Vaccination : le point sur les nouvelles recommandations
Le calendrier de vaccination 2026 vient d’être dévoilé. Entre nouvelles obligations et ajustements des schémas d’injection et de rattrapage, voici ce qu’il faut retenir.
Le ministère de la Santé a publié le nouveau calendrier vaccinal fin avril. Il introduit, après avis de la Haute Autorité de santé (HAS), « plusieurs évolutions importantes ». Celles-ci visent à renforcer la protection de la population française et à prévenir les risques liés à plusieurs maladies.
Méningocoques : une vaccination obligatoire en 2026
Ainsi, face à la recrudescence du nombre de cas d’infections invasives à méningocoques, le ministère rend obligatoire, en 2026, la vaccination de tous les enfants nés après le 1er janvier 2023. Cette nouveauté concerne les groupes ACWY et B.
Un rattrapage est également mis en place, de manière transitoire, chez les 2 à 4 ans, y compris pour ceux déjà vaccinés contre le méningocoque C.
La vaccination contre les groupes ACWY est recommandée pour tous les adolescents âgés de 11 à 14 ans. Depuis cette année scolaire, l’injection est d’ailleurs proposée aux élèves de 5e au sein des établissements (lire notre article).

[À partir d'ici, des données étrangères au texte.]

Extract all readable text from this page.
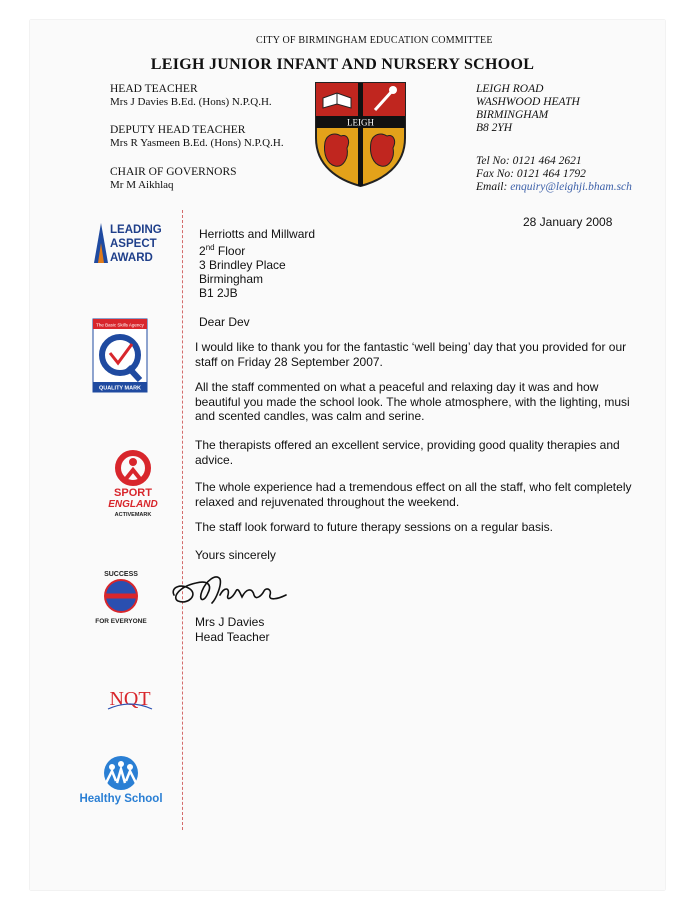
CITY OF BIRMINGHAM EDUCATION COMMITTEE
LEIGH JUNIOR INFANT AND NURSERY SCHOOL
HEAD TEACHER
Mrs J Davies B.Ed. (Hons) N.P.Q.H.
DEPUTY HEAD TEACHER
Mrs R Yasmeen B.Ed. (Hons) N.P.Q.H.
CHAIR OF GOVERNORS
Mr M Aikhlaq
LEIGH
LEIGH ROAD
WASHWOOD HEATH
BIRMINGHAM
B8 2YH
Tel No: 0121 464 2621
Fax No: 0121 464 1792
Email: enquiry@leighji.bham.sch
LEADING
ASPECT
AWARD
The Basic Skills Agency
QUALITY MARK
SPORT
ENGLAND
ACTIVEMARK
SUCCESS
FOR EVERYONE
NQT
Healthy School
28 January 2008
Herriotts and Millward
2nd Floor
3 Brindley Place
Birmingham
B1 2JB
Dear Dev
I would like to thank you for the fantastic ‘well being’ day that you provided for our staff on Friday 28 September 2007.
All the staff commented on what a peaceful and relaxing day it was and how beautiful you made the school look. The whole atmosphere, with the lighting, musi and scented candles, was calm and serine.
The therapists offered an excellent service, providing good quality therapies and advice.
The whole experience had a tremendous effect on all the staff, who felt completely relaxed and rejuvenated throughout the weekend.
The staff look forward to future therapy sessions on a regular basis.
Yours sincerely
Mrs J Davies
Head Teacher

Rougeole : une obligation pour les professionnels
Parmi les autres nouveautés, la loi de financement de la Sécurité sociale 2026 introduit une obligation de vaccination contre la rougeole. Elle concerne les professionnels et les étudiants des secteurs sanitaires et médico-sociaux ainsi que les métiers de la petite enfance. Les modalités pratiques seront précisées par voie réglementaire dans les prochains mois. La vaccination protège de cette maladie virale hautement contagieuse dans près de 100 % des cas après deux doses (lire notre article).
HPV : un rattrapage élargi
En parallèle, la lutte contre les infections à papillomavirus humains (HPV) s’intensifie avec l’élargissement du rattrapage vaccinal. Celui-ci s’étend désormais aux jeunes femmes et hommes qui n’ont pas été vaccinés durant leur adolescence et ce, jusqu’à leurs 26 ans révolus. Une avancée pour réduire les inégalités d’accès à la prévention.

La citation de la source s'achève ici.